Pada periode 1950 hingga 1955, penerapan Pancasila lebih diarahkan sebagai demokrasi liberal.
Sistem pemerintahan yang liberal ini lebih menekankan pada hak-hak individu.
Pada masa ini, bermunculan berbagai aksi pemberontakan, seperti Republik Maluku Selatan (RMS), PRRI, dan Permesta yang ingin melepaskan diri dari NKRI.
Namun, dalam bidang politik, demokrasi berjalan jauh lebih baik setelah terlaksananya Pemilihan Umum 1955 yang dianggap sebagai pemilu paling demokratis.
Kendati demikian, para anggota konstituante hasil pemilu tidak dapat menyusun Undang-Undang Dasar seperti yang diharapkan.
Hal ini lantas menimbulkan krisis politik, ekonomi, dan keamanan.
Baca juga: Keadaan Politik pada Masa Demokrasi Liberal
Periode tahun 1956 hingga 1965 dikenal sebagai Demokrasi Terpimpin.
Pada masa ini, demokrasi tidak berada pada kekuasaan rakyat seperti amanah nilai-nilai Pancasila.
Kepemimpinan dipegang penuh oleh kekuasaan pribadi Presiden Soekarno melalui Dekrit Presiden 1959.

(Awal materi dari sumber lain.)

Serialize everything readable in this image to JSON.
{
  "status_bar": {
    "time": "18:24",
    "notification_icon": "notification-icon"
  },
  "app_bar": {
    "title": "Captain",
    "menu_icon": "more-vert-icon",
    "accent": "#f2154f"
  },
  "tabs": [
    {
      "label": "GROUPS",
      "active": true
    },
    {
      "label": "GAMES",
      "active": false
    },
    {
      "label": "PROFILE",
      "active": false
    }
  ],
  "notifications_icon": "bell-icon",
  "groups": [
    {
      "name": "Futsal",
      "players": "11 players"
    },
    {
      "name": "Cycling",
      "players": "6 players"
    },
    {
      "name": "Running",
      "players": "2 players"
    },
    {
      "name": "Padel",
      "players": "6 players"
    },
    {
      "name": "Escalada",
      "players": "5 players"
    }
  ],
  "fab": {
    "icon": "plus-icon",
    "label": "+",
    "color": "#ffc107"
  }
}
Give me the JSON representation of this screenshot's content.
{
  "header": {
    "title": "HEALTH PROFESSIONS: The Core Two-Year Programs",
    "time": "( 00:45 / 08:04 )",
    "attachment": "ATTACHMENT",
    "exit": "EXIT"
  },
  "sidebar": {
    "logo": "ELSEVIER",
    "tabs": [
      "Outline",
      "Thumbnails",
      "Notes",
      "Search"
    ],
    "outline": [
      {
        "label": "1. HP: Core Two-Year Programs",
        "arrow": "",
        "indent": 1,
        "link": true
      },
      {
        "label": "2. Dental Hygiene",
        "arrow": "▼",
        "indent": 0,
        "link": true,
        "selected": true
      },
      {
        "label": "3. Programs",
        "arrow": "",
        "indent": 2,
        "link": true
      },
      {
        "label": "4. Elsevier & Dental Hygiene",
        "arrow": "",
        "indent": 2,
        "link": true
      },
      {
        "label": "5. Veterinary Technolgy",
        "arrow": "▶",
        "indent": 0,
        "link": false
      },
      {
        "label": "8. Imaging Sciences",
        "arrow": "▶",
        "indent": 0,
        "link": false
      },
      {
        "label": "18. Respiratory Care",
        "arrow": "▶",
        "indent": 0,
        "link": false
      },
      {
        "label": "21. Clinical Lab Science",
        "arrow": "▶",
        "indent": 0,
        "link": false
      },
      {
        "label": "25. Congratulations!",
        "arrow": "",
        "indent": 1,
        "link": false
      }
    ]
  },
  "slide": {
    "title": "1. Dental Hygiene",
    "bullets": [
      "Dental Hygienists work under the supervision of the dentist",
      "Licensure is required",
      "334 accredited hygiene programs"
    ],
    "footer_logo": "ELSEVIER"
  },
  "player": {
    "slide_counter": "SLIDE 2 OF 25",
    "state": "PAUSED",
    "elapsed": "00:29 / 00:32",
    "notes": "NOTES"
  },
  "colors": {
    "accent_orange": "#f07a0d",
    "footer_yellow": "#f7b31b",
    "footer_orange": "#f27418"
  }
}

Oleh sebab itu, terjadi berbagai penyimpangan penafsiran terhadap Pancasila dalam konstitusi.
Akibatnya, Presiden Soekarno menjadi presiden yang otoriter, mengangkat dirinya menjadi presiden dengan masa jabatan seumur hidup.
Selain itu, muncul juga politik Nasakom (Nasionalis, Agama, dan Komunis) sebagai jalan tengah dari tiga ideologi besar di Indonesia.